Once that’s done you are sent to the Veeam PN home dashboard page. In order to have the 192.168.1.0/24 network accessible remotely you need to configure it as a site, as shown below from the Clients menu. This is a bit of a workaround to ensure that the correct static routes are included in the endpoint OVPN configuration files but note that the site will never become connected in the client status window.
To be able to connect into my home office when on the road the final step is to register a standalone client. Again, because Veeam PN is leveraging OpenVPN what we are producing here is an OVPN configuration file that has all the details required to create the point-to-site connection…noting that there isn’t any requirement to enter in a username and password as Veeam PN is authenticating using SSL authentication. As a recap from my previous post, for my MPB I’m using the Tunnelblick OpenVPN Client that I’ve found it to be an excellent client but obviously being OpenVPN there are a bunch of other clients for pretty much any platform you might be running.
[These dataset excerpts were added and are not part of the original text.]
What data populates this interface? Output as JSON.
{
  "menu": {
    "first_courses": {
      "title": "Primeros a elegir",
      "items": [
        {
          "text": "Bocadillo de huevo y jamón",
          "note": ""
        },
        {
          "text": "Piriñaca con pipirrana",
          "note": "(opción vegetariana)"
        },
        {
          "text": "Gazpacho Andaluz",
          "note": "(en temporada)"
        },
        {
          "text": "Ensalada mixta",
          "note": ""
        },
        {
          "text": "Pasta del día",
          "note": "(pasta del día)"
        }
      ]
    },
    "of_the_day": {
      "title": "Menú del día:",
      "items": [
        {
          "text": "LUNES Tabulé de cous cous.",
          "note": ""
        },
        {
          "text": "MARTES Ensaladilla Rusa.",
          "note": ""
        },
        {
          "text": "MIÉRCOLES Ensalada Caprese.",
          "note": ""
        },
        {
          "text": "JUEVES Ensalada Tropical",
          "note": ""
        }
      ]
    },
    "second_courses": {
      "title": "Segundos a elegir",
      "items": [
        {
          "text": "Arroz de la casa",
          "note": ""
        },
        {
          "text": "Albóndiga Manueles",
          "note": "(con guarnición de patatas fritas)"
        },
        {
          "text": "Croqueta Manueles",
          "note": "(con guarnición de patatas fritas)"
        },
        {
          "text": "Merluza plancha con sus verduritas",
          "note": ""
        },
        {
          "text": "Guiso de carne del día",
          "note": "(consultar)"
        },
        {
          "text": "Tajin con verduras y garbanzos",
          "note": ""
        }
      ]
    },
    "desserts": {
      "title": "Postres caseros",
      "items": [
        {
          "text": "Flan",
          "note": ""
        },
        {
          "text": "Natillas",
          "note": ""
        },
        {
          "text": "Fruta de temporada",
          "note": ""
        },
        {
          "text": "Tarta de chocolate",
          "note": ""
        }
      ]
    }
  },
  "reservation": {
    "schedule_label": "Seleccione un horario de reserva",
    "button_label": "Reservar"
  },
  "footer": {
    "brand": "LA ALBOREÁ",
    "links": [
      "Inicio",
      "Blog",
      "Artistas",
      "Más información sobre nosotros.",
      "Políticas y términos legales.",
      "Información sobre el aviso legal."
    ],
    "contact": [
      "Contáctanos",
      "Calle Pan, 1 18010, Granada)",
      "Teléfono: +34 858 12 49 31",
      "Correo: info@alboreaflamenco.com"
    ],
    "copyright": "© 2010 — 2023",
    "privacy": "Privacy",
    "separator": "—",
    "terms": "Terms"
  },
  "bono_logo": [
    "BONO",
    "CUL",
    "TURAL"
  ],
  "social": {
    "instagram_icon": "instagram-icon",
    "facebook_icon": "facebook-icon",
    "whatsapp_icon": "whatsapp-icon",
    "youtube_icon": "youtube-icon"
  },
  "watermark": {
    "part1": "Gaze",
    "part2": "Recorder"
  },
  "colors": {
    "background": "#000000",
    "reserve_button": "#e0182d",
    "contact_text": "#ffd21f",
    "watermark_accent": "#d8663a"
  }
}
Once I’ve imported the OVPN configuration file into the client I am able to authenticate against the Hub Appliance endpoint and the home office routing is injected into the network settings.
You can see above that the 192.168.1.0 static route has been added and set to use the tunnel interfaces default gateway which is on the Hub Appliance running in my home office. This means that from my MPB I can now get to any device on that subnets no matter where I am in the world…in this case I can RDP to my Windows workstation, and access other resources on 192.168.1.0/24.
Conclusion:
Summerizing the steps that where taken in order to setup and configure remote access into my home office using Veeam PN:
- Deploy and configure Veeam PN Hub Appliance
- Go through initial Hub Network Wizard
- Register local network as a Site
- Register Endpoints
- Setup Endpoint and connect to Hub Appliance
Those five steps took me less than 10 minutes which also took into consideration the OVA deployment as well. The simplicity of the solution is what makes it very useful for home users wanting a quick and easy way to access their systems…but also, as mentioned for configuring external access to simple office networks!
Again, Veeam PN is free and is deployable from the Azure Marketplace to help extend availability for Microsoft Azure…or downloadable in OVA format directly from the veeam.com site.